REGGIO CALABRIA È finalmente approdato di fronte a un giudice – il gup Cinzia Barillà – almeno uno stralcio della vicenda che da oltre due anni ha catapultato l’ex vicepresidente della Dna, Alberto Cisterna, nell’occhio del ciclone, dopo le accuse – che mai hanno trovato riscontro – che il pentito Nino Lo Giudice ha fatto a suo carico. Si è aperta oggi l’udienza preliminare per il procedimento che vede l’ex numero due della Dna accusato di calunnia nei confronti del capo della squadra mobile di Torino, Luigi Silipo, autore di un’informativa dalla quale è scomparsa un’intercettazione che avrebbe immediatamente scagionato Cisterna. Una vicenda quasi paradossale che si innesta nel grande calderone di veleni nato dalle rivelazioni che Nino Lo Giudice – il pentito di cui da oltre due giorni si sono perse le tracce – aveva affidato a un memoriale redatto dopo i 180 giorni durante i quali i pentiti sono obbligati a mettere nero su bianco tutto quello che è a loro conoscenza.  

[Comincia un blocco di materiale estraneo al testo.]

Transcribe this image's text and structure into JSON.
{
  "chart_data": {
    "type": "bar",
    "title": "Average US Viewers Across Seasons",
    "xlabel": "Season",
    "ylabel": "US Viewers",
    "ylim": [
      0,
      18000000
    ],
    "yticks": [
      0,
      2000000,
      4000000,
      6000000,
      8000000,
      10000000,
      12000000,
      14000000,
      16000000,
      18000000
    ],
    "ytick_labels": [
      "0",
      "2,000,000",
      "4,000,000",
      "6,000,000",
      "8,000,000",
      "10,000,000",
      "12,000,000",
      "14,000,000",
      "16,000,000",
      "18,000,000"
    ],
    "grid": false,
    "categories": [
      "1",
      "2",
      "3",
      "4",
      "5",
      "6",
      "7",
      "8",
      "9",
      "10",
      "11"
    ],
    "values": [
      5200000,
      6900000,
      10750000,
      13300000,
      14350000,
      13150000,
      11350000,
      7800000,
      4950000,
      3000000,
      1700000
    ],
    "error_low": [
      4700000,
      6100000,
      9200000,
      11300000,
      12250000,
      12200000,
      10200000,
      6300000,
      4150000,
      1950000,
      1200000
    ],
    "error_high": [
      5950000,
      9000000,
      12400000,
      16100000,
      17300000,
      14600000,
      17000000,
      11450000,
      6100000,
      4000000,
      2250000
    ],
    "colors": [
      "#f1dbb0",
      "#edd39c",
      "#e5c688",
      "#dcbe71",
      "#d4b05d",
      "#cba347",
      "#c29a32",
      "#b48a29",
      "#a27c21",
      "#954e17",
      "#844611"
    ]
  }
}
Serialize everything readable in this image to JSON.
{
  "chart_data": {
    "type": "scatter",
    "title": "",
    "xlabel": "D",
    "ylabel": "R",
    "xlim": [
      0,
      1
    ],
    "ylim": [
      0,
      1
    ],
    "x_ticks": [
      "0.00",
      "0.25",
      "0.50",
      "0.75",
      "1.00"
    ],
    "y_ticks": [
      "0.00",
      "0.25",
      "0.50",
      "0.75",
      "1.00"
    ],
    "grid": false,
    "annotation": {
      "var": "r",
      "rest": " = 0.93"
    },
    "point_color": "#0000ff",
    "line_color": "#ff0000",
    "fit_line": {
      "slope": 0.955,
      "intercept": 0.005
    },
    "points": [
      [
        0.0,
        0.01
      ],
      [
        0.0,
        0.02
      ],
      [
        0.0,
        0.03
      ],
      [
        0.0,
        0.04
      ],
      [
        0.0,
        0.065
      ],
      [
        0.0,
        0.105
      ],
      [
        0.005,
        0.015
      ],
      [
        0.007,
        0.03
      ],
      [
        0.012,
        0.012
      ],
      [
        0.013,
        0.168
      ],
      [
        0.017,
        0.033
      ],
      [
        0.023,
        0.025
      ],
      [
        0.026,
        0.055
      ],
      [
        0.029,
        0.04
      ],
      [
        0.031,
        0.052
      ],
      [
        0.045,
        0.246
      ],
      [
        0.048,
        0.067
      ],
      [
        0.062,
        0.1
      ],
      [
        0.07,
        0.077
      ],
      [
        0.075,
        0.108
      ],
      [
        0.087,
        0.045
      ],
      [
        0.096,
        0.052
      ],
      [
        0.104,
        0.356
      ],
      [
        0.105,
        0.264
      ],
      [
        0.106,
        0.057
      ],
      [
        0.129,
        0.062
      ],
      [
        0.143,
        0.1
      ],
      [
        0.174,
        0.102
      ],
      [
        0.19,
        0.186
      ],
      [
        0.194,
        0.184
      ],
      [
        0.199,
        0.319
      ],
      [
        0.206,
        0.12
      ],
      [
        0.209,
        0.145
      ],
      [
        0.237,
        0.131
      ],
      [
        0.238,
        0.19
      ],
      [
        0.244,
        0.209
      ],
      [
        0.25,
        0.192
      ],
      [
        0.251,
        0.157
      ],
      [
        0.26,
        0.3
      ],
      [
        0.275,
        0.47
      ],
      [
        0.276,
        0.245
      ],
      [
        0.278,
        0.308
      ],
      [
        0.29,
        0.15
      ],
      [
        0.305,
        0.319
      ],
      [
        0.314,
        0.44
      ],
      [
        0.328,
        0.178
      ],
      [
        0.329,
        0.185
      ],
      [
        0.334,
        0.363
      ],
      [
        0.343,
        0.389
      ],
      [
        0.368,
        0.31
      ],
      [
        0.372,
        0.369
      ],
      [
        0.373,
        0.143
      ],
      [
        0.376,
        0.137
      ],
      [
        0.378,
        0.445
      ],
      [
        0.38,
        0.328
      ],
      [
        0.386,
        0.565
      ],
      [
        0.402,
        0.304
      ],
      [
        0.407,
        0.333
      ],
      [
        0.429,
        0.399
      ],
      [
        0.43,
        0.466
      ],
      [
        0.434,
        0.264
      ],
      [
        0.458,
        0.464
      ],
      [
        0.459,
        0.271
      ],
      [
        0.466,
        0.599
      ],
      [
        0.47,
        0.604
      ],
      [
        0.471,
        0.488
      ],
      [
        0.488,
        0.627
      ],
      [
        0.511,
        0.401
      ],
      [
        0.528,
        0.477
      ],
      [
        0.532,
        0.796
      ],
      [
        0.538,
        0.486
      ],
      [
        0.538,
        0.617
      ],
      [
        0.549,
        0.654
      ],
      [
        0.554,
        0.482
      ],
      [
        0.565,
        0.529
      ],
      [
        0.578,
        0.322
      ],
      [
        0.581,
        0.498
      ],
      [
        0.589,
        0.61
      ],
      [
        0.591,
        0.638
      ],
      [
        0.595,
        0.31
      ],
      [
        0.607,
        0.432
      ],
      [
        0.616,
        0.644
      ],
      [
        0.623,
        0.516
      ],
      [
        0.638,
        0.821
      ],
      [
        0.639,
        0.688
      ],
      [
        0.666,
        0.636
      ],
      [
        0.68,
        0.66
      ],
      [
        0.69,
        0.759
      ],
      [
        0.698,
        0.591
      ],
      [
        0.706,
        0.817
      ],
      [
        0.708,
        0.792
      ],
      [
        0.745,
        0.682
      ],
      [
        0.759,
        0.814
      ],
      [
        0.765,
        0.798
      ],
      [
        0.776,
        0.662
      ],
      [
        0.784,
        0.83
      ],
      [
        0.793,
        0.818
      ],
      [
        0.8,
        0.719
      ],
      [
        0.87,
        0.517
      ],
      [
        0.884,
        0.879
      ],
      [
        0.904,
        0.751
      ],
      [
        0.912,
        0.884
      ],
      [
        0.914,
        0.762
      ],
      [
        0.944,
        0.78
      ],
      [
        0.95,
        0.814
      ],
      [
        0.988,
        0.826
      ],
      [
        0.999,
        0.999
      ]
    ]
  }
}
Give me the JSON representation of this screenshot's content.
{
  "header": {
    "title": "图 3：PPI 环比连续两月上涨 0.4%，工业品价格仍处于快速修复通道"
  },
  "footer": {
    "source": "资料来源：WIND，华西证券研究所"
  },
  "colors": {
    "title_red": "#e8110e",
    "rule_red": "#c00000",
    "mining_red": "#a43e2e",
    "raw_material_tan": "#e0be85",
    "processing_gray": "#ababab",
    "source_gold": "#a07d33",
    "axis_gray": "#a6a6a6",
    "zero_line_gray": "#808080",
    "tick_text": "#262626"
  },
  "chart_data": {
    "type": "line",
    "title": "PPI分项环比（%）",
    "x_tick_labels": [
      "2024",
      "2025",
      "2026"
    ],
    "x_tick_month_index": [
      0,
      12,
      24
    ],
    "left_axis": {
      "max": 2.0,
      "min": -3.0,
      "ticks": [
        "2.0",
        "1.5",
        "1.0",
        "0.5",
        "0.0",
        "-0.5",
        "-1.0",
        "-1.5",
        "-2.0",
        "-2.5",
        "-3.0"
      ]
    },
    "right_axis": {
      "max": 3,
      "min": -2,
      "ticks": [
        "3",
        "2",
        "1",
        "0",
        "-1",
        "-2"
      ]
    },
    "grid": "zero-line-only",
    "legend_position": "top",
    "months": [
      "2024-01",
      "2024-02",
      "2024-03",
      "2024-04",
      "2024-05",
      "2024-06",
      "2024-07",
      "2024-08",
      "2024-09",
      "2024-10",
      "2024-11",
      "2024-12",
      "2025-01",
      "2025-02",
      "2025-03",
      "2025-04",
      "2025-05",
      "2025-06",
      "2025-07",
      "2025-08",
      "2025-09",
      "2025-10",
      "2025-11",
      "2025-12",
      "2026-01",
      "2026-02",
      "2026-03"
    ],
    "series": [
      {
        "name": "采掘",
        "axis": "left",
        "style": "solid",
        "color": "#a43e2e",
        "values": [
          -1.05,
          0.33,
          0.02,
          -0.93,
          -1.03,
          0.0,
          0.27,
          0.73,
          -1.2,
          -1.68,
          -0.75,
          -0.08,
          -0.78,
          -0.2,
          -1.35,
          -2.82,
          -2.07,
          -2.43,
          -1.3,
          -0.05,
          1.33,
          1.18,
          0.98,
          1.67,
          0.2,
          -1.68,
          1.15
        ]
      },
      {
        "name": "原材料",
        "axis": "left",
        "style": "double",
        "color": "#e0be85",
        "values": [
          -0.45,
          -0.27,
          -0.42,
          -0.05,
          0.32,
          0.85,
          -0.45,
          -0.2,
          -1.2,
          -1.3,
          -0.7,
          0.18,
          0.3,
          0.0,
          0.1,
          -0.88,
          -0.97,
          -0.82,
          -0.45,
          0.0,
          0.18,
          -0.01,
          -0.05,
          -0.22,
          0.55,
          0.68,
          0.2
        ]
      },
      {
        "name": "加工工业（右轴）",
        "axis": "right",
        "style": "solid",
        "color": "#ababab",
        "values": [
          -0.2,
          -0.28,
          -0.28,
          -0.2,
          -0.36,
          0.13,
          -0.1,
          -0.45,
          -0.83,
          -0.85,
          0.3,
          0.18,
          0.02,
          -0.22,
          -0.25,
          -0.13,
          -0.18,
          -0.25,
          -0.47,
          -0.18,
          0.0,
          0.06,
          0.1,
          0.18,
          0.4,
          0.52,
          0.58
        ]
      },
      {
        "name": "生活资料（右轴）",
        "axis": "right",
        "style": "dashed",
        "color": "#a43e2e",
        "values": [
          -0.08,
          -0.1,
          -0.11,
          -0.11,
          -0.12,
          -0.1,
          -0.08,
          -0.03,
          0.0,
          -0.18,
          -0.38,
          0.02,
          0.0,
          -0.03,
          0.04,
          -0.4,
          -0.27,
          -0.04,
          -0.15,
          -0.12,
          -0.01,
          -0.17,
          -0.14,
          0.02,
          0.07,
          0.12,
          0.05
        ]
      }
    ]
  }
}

Il rinvio a giudizio del magistrato reggino, divenuto procuratore della Dna giovanissimo, era stato chiesto dall’ex procuratore facente funzioni, Ottavio Sferlazza, e dal sostituto procuratore Matteo Centini, in seguito alla richiesta di archiviazione presentata al gip del procedimento contro Silipo scaturito dall`esposto formulato dallo stesso Cisterna. Un’archiviazione cui l’ex numero due della Dna si era opposto per lo stesso motivo per cui oggi si è difeso in un interrogatorio di oltre tre ore dall’accusa di aver calunniato l’ex dirigente della Mobile: gli errori oggettivi – e che la stessa Procura non ha mai negato – contenuti nell’informativa trasmessa il 25 luglio 2011 al sostituto Beatrice Ronchi avrebbero immediatamente sciolto ogni possibile dubbio sui presunti rapporti tra Cisterna e il boss della `ndrangheta reggina Luciano Lo Giudice, ma  questa era anche la principale accusa del procedimento per corruzione in atti giudiziari istruito dal pm Ronchi – e   in seguito archiviato su sua stessa richiesta – che vedeva indagato il giudice Cisterna.  
Un procedimento che si sarebbe sciolto come neve al sole già nelle prime fasi di indagini se quell’informativa fosse stata redatta correttamente e soprattutto se – ha segnalato l’ex numero due della Dna nel corso dell’interrogatorio – fossero state fatte tutte le verifiche necessarie dopo la denuncia fatta dallo stesso Cisterna.  Per la Procura, che dopo la richiesta di archiviazione ha deciso di procedere per calunnia,  l’ex numero due della Dna avrebbe dovuto invece rendersi conto dell’assenza di dolo nella redazione di un’informativa, pregiudicata solo in “maniera marginale” da errori.
Una valutazione su cui Cisterna non concorda, per questo oggi ha chiesto e ottenuto di essere sentito di fronte al gup dal pm Matteo Centini, dopo aver detto no alla delega all’interrogatorio che il sostituto aveva dato alla Guardia di Finanza di Roma. A sentirlo avrebbe dovuto essere il colonnello Di Gesù, uno degli uomini di fiducia dell’ex procuratore capo di Reggio Calabria, Giuseppe Pignatone, in principio titolare del naufragato procedimento su Cisterna.  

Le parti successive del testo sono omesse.